During the fitting, you get to know your shirt maker, and he gets to know whether you like a little extra room in the chest or whether you prefer slim fit look more. Once your measurements are on file, you’re done. Presuming your shape stays the same, you just call in to replace a frayed workhorse or receive swatches to create a new head-turner.
Prices of bespoke shirts
Kiton shirts are available through stores Louis Boston, Barneys, Bergdorf Goodman or the company’s boutique on Fifth Avenue in New York. Shirts run $500 to $850 each, with a minimum order of six. Turn around on a first order is 6 weeks.
If Paone is the venerable champ, then 41-year-old Domenico Vacca is the contender spoiling for the title. His hip revisions on the classic styles popularized by Italian film star Marcello Mastroianni have made converts all over the world.

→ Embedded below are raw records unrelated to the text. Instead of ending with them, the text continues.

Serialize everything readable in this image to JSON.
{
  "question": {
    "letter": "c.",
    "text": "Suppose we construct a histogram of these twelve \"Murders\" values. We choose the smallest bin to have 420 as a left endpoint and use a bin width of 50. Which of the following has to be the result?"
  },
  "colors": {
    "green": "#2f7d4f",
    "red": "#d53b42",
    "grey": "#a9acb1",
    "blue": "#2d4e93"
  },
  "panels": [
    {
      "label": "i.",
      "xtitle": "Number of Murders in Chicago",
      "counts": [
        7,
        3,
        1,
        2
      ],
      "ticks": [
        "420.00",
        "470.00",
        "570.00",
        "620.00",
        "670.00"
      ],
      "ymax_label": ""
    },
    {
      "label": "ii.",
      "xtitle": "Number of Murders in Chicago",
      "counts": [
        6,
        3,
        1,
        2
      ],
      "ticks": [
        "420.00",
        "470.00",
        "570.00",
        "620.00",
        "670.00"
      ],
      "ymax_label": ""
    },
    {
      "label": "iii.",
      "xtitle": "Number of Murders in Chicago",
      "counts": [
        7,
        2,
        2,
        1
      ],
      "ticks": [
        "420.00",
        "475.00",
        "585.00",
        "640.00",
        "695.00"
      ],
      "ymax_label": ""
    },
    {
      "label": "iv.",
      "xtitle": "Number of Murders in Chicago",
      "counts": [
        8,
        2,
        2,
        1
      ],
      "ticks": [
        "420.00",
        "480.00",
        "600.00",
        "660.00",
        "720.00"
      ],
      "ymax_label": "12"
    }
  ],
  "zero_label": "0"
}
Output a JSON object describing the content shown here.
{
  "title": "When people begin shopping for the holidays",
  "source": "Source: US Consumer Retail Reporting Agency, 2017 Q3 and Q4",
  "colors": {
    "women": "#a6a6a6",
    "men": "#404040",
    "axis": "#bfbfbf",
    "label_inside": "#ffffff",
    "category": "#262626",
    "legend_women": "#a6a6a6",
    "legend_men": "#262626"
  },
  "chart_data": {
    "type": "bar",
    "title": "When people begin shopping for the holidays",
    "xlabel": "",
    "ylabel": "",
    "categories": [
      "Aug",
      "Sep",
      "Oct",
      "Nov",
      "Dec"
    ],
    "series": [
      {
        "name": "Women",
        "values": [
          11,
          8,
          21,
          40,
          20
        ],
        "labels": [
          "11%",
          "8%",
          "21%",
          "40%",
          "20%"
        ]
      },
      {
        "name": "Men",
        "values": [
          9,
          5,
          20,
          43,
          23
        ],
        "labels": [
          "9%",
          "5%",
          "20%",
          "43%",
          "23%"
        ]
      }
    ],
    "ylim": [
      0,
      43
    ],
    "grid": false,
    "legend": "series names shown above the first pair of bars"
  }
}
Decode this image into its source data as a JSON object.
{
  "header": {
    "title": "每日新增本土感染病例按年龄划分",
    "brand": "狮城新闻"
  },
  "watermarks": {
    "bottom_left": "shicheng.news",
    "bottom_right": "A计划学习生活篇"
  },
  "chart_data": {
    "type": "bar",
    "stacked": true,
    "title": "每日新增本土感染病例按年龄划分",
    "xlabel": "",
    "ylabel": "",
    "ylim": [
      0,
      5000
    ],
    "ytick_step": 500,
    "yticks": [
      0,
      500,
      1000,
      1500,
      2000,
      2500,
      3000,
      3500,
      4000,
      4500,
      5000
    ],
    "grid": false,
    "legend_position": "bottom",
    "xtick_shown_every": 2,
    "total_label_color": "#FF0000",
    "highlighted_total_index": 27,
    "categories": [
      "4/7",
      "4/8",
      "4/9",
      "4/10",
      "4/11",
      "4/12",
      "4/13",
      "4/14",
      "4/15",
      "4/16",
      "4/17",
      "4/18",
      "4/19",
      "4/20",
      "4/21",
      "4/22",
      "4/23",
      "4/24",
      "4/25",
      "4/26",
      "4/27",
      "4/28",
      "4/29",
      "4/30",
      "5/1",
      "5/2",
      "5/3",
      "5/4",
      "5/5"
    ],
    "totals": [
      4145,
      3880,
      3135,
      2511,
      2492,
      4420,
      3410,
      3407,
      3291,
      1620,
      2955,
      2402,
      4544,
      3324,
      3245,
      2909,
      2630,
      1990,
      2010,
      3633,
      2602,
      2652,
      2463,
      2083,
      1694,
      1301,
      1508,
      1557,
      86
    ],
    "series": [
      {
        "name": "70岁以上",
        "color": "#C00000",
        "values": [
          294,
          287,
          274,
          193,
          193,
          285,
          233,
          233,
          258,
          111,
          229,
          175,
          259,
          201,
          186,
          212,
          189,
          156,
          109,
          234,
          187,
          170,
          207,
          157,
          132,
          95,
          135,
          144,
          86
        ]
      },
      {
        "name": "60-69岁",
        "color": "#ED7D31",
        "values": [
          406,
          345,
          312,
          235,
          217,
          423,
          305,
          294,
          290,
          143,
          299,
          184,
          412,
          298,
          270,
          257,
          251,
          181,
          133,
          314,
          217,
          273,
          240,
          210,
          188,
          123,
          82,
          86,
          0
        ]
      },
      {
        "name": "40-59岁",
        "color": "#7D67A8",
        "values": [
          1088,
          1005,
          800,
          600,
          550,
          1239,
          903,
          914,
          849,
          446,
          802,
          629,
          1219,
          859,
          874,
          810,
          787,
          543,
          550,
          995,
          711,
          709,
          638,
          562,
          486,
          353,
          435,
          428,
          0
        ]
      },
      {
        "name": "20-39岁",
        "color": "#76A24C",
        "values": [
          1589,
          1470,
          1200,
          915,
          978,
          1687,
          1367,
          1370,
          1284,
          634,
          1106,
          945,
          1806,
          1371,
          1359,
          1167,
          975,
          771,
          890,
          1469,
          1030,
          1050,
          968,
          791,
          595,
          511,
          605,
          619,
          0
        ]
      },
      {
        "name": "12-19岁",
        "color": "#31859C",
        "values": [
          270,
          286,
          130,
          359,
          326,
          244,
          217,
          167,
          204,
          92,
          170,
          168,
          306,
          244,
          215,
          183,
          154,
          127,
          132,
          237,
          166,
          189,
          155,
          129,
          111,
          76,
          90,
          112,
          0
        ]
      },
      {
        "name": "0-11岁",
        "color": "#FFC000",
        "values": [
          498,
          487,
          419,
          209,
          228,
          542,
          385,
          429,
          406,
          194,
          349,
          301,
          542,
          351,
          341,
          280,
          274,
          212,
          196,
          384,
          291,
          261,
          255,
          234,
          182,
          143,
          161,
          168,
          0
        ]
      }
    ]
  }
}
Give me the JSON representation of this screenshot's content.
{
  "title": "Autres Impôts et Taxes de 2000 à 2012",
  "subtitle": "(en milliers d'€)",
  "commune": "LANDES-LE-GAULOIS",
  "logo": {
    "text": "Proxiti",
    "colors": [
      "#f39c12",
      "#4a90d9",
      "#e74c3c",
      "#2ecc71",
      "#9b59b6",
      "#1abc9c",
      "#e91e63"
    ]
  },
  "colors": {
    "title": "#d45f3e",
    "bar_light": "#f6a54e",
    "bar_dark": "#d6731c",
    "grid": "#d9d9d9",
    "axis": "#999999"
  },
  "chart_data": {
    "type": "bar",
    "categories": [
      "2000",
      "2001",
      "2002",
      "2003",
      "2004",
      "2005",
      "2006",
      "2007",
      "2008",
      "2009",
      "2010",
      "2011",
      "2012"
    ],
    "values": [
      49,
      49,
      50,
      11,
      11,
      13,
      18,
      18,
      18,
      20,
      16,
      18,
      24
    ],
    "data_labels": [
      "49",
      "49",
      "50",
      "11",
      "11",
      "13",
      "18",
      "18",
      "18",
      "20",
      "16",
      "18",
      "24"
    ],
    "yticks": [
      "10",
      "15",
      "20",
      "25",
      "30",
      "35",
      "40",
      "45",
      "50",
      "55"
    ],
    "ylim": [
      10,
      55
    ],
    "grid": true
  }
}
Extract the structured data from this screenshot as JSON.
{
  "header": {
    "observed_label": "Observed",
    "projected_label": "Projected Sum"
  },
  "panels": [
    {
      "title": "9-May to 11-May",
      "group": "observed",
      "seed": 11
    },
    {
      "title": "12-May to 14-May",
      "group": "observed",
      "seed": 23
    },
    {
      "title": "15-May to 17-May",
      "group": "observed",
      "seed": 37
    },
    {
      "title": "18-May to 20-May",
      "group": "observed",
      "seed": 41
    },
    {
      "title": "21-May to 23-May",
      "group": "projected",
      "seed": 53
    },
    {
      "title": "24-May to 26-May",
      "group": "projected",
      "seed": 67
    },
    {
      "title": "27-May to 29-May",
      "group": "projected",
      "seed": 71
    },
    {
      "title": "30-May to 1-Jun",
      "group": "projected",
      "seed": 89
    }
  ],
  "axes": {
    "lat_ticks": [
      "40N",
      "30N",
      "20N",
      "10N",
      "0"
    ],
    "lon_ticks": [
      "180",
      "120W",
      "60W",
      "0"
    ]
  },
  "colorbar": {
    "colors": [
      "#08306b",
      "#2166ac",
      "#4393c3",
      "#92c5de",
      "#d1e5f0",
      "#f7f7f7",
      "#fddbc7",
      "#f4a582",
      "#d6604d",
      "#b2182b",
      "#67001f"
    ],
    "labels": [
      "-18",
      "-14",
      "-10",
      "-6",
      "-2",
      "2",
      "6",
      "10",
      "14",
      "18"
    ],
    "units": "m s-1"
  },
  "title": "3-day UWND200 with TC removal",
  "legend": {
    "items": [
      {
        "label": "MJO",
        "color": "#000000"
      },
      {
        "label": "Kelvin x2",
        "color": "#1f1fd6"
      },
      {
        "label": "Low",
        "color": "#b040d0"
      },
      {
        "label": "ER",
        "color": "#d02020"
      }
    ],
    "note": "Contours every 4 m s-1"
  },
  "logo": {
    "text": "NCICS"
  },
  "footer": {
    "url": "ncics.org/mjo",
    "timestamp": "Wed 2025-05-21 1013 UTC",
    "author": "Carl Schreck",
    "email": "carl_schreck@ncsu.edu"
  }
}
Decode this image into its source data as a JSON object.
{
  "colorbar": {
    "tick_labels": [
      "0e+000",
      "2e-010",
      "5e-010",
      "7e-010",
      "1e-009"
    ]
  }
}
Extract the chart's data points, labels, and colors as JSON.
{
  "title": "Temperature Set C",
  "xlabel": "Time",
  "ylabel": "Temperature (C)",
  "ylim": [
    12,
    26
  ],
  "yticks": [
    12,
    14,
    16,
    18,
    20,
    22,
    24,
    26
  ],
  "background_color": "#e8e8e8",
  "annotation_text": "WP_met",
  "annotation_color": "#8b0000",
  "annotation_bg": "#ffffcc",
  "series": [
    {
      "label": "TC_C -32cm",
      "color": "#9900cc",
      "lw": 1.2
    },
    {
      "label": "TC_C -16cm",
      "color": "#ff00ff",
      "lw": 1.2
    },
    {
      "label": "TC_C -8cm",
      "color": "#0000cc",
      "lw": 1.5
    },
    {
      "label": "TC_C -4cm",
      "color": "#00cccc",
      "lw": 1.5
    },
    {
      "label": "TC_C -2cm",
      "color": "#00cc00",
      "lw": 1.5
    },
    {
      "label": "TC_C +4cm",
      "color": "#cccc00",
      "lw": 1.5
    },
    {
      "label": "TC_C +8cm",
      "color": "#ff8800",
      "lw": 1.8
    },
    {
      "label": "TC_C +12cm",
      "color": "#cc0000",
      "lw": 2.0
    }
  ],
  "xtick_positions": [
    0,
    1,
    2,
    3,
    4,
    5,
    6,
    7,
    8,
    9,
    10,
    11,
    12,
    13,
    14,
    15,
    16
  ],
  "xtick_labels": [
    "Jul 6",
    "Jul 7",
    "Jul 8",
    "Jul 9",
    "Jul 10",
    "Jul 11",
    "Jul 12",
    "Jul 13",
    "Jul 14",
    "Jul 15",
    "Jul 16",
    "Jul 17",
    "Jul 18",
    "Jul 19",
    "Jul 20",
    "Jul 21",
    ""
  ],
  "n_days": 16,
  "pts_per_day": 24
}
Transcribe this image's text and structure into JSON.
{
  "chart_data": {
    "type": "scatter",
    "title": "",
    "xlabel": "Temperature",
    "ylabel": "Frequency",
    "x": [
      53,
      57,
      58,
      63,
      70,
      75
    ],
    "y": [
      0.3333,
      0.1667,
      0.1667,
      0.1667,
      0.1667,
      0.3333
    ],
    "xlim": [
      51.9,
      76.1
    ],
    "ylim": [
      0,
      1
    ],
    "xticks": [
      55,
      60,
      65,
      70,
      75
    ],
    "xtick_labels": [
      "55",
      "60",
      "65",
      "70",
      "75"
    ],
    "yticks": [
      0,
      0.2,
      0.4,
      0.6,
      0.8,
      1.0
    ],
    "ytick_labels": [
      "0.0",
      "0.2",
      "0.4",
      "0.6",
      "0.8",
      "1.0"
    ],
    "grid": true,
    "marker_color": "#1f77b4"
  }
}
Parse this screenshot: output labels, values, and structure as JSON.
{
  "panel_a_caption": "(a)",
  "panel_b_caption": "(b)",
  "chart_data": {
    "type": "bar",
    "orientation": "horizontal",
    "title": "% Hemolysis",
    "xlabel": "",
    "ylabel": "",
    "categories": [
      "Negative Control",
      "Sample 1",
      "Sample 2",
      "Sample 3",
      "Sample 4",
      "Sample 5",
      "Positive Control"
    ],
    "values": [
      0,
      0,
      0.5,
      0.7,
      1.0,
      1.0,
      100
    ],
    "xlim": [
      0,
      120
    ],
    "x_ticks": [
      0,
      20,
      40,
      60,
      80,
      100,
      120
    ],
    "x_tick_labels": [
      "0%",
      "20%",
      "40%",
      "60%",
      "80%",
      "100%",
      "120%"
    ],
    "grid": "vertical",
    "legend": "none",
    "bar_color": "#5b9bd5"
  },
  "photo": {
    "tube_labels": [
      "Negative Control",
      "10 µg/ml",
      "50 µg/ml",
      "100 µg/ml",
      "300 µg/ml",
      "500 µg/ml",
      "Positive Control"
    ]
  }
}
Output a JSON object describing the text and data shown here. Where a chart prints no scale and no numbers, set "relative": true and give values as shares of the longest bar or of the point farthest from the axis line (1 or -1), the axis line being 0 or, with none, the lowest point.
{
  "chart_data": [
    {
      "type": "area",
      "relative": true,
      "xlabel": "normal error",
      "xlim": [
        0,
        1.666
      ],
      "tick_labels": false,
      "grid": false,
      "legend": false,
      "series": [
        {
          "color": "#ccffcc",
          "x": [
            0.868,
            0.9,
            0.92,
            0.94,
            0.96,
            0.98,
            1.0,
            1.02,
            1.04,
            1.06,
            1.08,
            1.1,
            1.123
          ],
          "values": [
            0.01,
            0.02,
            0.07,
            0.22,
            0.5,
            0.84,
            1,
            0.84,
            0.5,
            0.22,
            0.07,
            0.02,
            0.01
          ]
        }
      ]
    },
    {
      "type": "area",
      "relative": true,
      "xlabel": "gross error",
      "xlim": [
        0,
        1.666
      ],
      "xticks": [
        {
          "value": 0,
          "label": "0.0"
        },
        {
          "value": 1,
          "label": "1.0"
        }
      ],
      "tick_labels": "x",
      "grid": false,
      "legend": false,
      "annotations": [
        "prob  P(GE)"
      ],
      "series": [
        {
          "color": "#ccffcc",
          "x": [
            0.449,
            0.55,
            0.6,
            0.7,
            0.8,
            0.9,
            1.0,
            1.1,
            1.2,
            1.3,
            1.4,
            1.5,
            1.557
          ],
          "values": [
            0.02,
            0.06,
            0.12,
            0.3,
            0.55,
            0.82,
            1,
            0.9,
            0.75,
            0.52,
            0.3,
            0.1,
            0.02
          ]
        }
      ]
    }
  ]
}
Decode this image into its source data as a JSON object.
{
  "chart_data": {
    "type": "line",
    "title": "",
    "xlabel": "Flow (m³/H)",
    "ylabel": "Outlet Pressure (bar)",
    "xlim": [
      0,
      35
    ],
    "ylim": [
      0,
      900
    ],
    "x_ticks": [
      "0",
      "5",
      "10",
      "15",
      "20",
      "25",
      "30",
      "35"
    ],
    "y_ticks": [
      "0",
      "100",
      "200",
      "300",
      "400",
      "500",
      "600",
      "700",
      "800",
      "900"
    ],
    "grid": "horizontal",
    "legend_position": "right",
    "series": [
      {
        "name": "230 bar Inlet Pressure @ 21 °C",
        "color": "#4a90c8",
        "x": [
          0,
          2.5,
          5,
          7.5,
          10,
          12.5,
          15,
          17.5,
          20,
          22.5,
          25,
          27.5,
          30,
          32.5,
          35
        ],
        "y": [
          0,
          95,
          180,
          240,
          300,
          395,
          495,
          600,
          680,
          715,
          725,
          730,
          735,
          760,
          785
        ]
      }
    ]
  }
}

A shirt from Vacca takes into consideration nine measurements. After that, you choose from among 50 different collar styles, three button styles, and nine different cuffs. Shirts run $390 to $790 a piece, with a minimum first order of six shirts that take about 6 weeks to assemble.
The cost is evident in the details
Rough hand-stitching binds the yoke to the sleeve so that a fabric’s stripe runs uninterrupted from shoulder to cuff. The collar is cinched to the neck with a single thread, as opposed to the 200 stitches that can change the look of a mass-produced collar every time it’s washed.
The all-cotton fabrics come from the finest mills In Europe, and both shirt makers use mother-of-pearl buttons. “The concept is to invest. Build a wardrobe the way you build a portfolio; says Vacca. “You can buy junk that will wear out in a year, or you can buy a beautiful hand-made garment that will pay for itself over time.
Certainly, there are cheaper purveyors of custom-made shirts; but buyer beware. Some merchants are abusing the word “custom” to lure you into thinking you’re buying handmade goods when you’re really getting assembly line shirts with a few changes, known in the trade as made-to-measure.